2.4.1.1. How Does the FPGA AI Suite Overlay Architecture Work?
In a typical deep learning application such as object detection on urban streets, the process begins with selecting a pre-trained deep learning model designed for real-time inference. These models are structured as computational models: a directed network of operations such as convolution, matrix multiplication, normalization, and activation functions. At an abstract level, the model functions as a mapping from input space to output space, denoted as a function F(x). In this context, the input x represents image or video data, and the output F(x) consists of bounding boxes indicating object locations along with associated confidence scores.
Deep learning models used for tasks such as object detection are typically composed of multiple layers, each representing a mathematical function with associated parameters. Trainable parameters—such as weights and biases—are adjusted during the training phase to improve model accuracy, while hyperparameters—such as convolutional filter size—remain fixed. These layers commonly include convolutional operations for feature extraction, spatial reduction mechanisms like pooling or striding, normalization layers for training stability, activation functions to introduce non-linearity, and output layers for generating predictions such as bounding boxes and class probabilities. When structured effectively, these components enable the model to perform complex, high-level tasks in a single inference pass.
Models obtained from public repositories are generally trained using modern machine learning frameworks. While implementations vary across frameworks, the underlying mathematical principles remain consistent. To facilitate deployment across heterogeneous hardware platforms—including CPUs, GPUs, and FPGAs—the OpenVINO™ toolkit converts these models into a unified Intermediate Representation (IR) using its Model Converter, enabling efficient and portable execution.
The IR comprises two critical files:
- an XML file detailing the model’s network topology, with OpenVINO™ layer operations and parameters represented as nodes (including their hyperparameters), and data flows represented as edges.
- a BIN file containing the trained model’s weights and biases.
The OpenVINO™ Intermediate Representation (IR) provides a standardized and optimized model format for efficient execution across heterogeneous hardware platforms, including CPUs and FPGAs. Within the FPGA AI Suite toolchain, the IR serves as the input to the front-end compiler, replacing the need to directly handle models from various third-party frameworks. Supported layers and hyperparameter ranges for the FPGA AI Suite Overlay IP are documented in the corresponding reference tables.
The FPGA AI Suite Compiler processes IR files to generate a Runtime Configuration Binary. This binary encodes the control logic required by the Overlay IP to manage data movement, coordinate execution, and perform inference efficiently.

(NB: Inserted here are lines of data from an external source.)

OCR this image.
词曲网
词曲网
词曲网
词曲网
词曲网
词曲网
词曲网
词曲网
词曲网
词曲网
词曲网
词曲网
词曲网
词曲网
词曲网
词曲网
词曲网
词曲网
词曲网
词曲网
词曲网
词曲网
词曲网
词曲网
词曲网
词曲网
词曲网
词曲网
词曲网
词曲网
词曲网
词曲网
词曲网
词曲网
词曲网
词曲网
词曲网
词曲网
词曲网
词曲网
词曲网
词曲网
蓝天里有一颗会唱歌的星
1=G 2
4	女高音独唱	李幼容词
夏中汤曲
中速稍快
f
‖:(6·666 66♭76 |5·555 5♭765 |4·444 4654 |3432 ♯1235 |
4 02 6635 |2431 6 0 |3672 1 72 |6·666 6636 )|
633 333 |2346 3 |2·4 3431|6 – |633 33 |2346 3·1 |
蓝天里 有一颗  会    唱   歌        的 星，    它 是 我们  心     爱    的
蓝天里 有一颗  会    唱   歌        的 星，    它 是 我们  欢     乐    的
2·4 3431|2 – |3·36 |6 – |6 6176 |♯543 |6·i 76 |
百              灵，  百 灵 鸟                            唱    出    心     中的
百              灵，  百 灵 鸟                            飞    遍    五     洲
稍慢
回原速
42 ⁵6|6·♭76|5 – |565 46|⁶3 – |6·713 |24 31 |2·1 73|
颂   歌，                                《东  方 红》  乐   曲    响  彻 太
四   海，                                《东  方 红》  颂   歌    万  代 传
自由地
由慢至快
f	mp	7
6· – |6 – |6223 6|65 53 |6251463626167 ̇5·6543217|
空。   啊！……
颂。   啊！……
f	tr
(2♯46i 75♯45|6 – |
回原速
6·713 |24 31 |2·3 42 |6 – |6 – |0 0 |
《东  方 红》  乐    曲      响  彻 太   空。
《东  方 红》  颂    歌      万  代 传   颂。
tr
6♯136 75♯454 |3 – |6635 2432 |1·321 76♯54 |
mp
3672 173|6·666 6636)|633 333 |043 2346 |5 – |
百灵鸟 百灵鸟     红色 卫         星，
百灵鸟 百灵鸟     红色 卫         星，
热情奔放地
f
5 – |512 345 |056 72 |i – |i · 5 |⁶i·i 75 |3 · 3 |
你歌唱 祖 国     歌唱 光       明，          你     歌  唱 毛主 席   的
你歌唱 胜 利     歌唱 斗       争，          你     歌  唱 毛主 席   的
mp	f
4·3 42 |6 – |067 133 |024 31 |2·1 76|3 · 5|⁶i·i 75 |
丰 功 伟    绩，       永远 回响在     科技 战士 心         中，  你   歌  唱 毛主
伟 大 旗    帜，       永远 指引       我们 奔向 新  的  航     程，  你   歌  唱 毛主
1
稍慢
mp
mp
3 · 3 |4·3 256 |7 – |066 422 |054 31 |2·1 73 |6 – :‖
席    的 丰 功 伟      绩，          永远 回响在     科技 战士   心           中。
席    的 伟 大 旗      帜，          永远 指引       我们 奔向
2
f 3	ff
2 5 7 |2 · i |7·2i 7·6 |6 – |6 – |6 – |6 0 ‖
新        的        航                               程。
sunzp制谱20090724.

Due to the variability in model architectures and layer complexity, a single instantiation of the Overlay IP may not be optimal for all models. Customization is enabled through an Architecture Description File (.ARCH), a human-readable configuration file that defines architectural parameters. This allows the overlay to be tailored for specific models or shared across multiple models without re-running Quartus synthesis.
The Overlay IP supports multiple system topologies, including configurations with high-performance host CPUs, embedded processors, or standalone operation. It also accommodates various data access patterns, such as direct streaming or external DDR memory access. For example, in edge vision applications, video frames can be streamed directly into the overlay, with inference results output in real time and intermediate data retained on-chip to minimize memory bandwidth usage.